Sunday, February 06, 2011


We previously discussed the Hebrew word for fruit - p'ri פרי. Now lets look at a particular fruit - eshkolit אשכולית - "grapefruit".

At first glance this seemed strange to me. Both grapefruit and eshkolit were connected to "grapes"; eshkol אשכול means "cluster", as in a cluster of grapes (and is related to sagol סגול - "violet"). But I had a hard time with the suffix ית "-it". I assumed it was a diminutive - a kapit כפית is a smaller spoon than a kaf כף, and a sakit שקית is a smaller bag than a sak שק.

To answer this question, we first need to understand the etymology of the English word "grapefruit". It actually isn't directly related to grapes, but to the clusters they grow in. As The Word Detective writes:

Grapefruit is called grapefruit not because it is in any way related to grapes, which it is not, but because it grows in bunches, as grapes grow. "Grapefruit" first appeared in English around 1814. The Oxford English Dictionary sums up grapefruit thusly: "The globular fruit of Citrus paradisi, having a yellow skin and pale yello (occas. pink), juicy, acid pulp."

When the pre-State Israeli farmers (in the 1920s) wanted to give a name to the new fruit they had brought from America, they wanted a Hebrew version of "grapefruit". They considered *eshkolia אשכוליה (like agvania עגבנייה for tomato) but rejected it because it sounded like a diminutive! So they chose eshkolit, which basically means a fruit "related to eshkol, cluster"1.

My initial impression that the suffix "-it" meant primarily a diminutive was incorrect.
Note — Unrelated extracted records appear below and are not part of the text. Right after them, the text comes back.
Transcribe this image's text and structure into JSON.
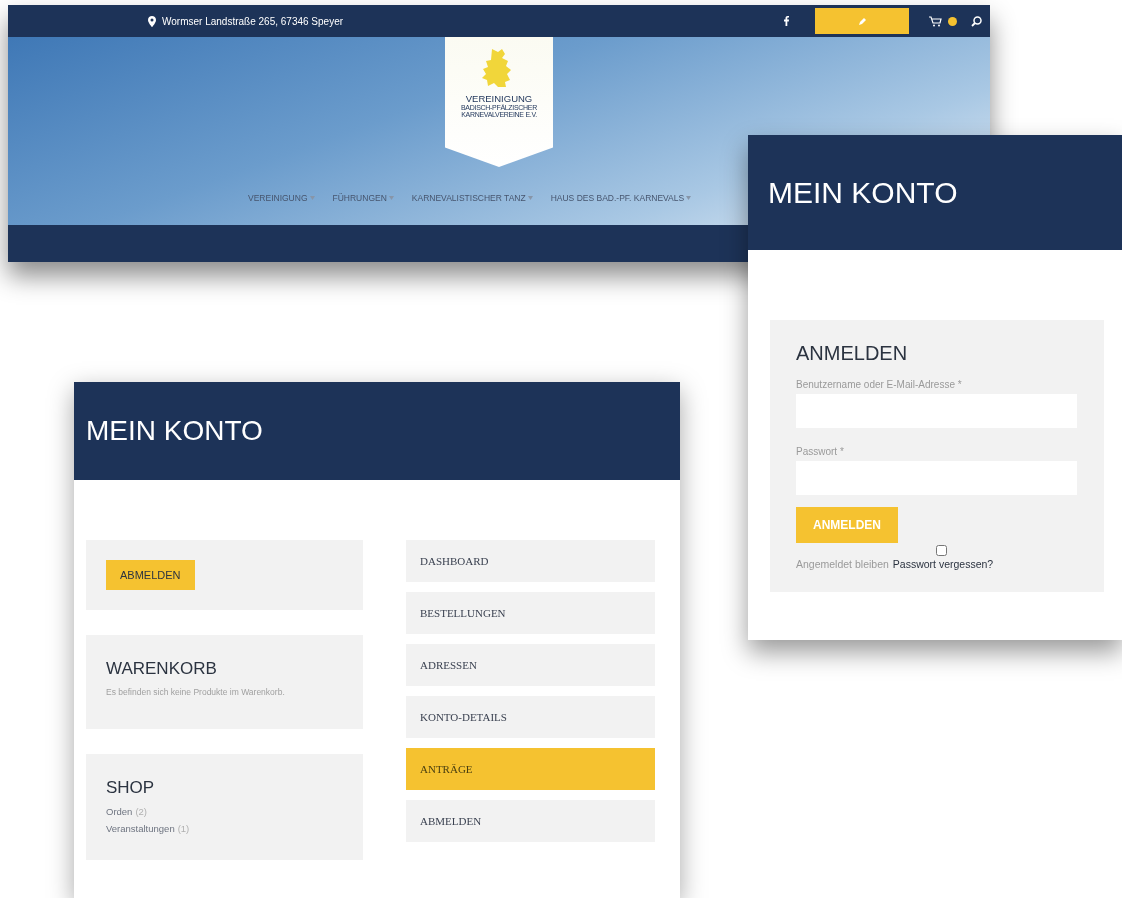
{
  "site": {
    "address": "Wormser Landstraße 265, 67346 Speyer",
    "logo_lines": [
      "VEREINIGUNG",
      "BADISCH-PFÄLZISCHER",
      "KARNEVALVEREINE E.V."
    ],
    "nav": [
      {
        "label": "VEREINIGUNG"
      },
      {
        "label": "FÜHRUNGEN"
      },
      {
        "label": "KARNEVALISTISCHER TANZ"
      },
      {
        "label": "HAUS DES BAD.-PF. KARNEVALS"
      }
    ]
  },
  "login": {
    "title": "MEIN KONTO",
    "heading": "ANMELDEN",
    "fields": [
      {
        "label": "Benutzername oder E-Mail-Adresse *"
      },
      {
        "label": "Passwort *"
      }
    ],
    "button": "ANMELDEN",
    "remember": {
      "label": "Angemeldet bleiben",
      "checked": false
    },
    "forgot": "Passwort vergessen?"
  },
  "account": {
    "title": "MEIN KONTO",
    "logout_button": "ABMELDEN",
    "cart": {
      "heading": "WARENKORB",
      "text": "Es befinden sich keine Produkte im Warenkorb."
    },
    "shop": {
      "heading": "SHOP",
      "links": [
        {
          "label": "Orden",
          "count": "(2)"
        },
        {
          "label": "Veranstaltungen",
          "count": "(1)"
        }
      ]
    },
    "menu": [
      {
        "label": "DASHBOARD",
        "selected": false
      },
      {
        "label": "BESTELLUNGEN",
        "selected": false
      },
      {
        "label": "ADRESSEN",
        "selected": false
      },
      {
        "label": "KONTO-DETAILS",
        "selected": false
      },
      {
        "label": "ANTRÄGE",
        "selected": true
      },
      {
        "label": "ABMELDEN",
        "selected": false
      }
    ]
  }
}
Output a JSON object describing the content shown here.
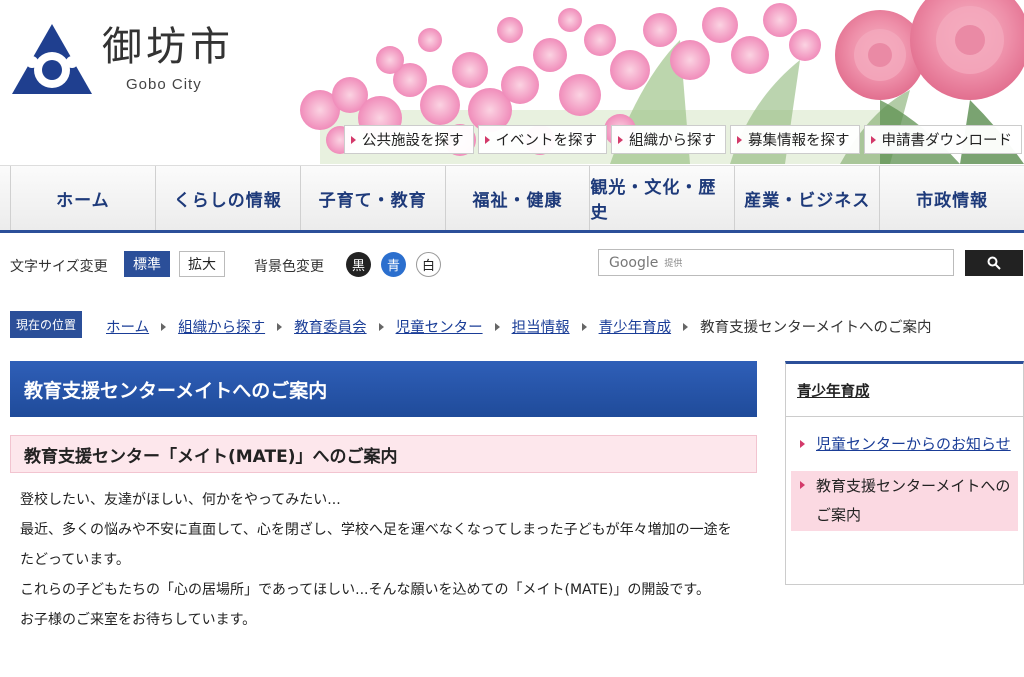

It is used to form abstract nouns, or just other nouns connected to the root, going all the way back to Biblical Hebrew, and continuing strongly into Modern Hebrew and Hebrew slang. 

In fact, there are so many different usages of the suffix, that I doubt I can list them all here (both due to space and my memory...) Here are some examples of a few other usages:
  • In Biblical Hebrew we have rosh ראש - "head" and reshit ראשית - "beginning" (in the first word in the Torah!) and shear שאר and shearit שארית - both meaning "remnant". Already here we can see that it is not easy to define how the suffix "-it" changes the original word.
  • In Rabbinic Hebrew shahar שחר - "dawn" and erev ערב - "evening" become shaharit שחרית and arvit ערבית.
  • Feminine forms of nouns also are created using "-it", particularly with professions, like sachkan שחקן (actor) and sachkanit (actress), and meltzar מלצר (waiter) and meltzarit מלצרית (waitress).
  • Languages take the names of nations and add "-it": Sefard (Spain) ספרד becomes Sefaradit ספרדית, Tzarfat (France) צרפת becomes Tzarfatit צרפתית. (Using -it and not -ah allows us to distinguish between a French woman, a Tzarfatiya צרפתיה, and the French language, Tzarfatit).
  • The suffix is used to create adverbs, such as shenit שנית (a second time) from sheni שני (second) and yachasit יחסית - "relatively" from yachas יחס - "relation". (Avineri in Yad Halashon p. 332 criticized the use of miyadit מיידית - "immediately" when miyad מיד was already a perfectly good adverb.)
  • It can be used to create a tool or device - such as with masa משא - "burden" becoming masa'it משאית - "truck", and cheshbon חשבון - "account" becoming cheshbonit חשבונית - "receipt".
Many more examples, particularly in recent Hebrew usage (such as in brand names, children's names, place names) and general slang can be found in Dr. Malka Muchnik's interesting article "סופית קטנה שהגדילה לעשות" in Helkat Lashon 23, 1997.
Incidentally, many years ago I learned one of my first lessons about how words are borrowed from one language to another, particularly words for foods (one of my favorite topics), from eshkolit.

I grew up in San Francisco, and in my school there were a lot of immigrants from Russia. One of them was in my Hebrew class, and when we learned the word "eshkolit", he said, "That's the same word in Russian!" This isn't true, but he ended up believing this because his family lived in Israel for a couple of years in the 1970s after they left Russia. They hadn't seen grapefruits in Russia, so when they came to Israel they adopted the Hebrew word, and continued using it in the US (where they spoke Russian to their kids.)

I can't count how many times we've seen similar transformations while tracing the history of words. But it was fascinating to see it happening in real time!


1. In an article in the newspaper Yediot Achronot, October 16, 1981, there is some disagreement about who can claim the coinage of eshkolit  -Yisrael Weinberg or Pinchas Riklis. Both lived at the same period, which makes it hard now to determine who is right.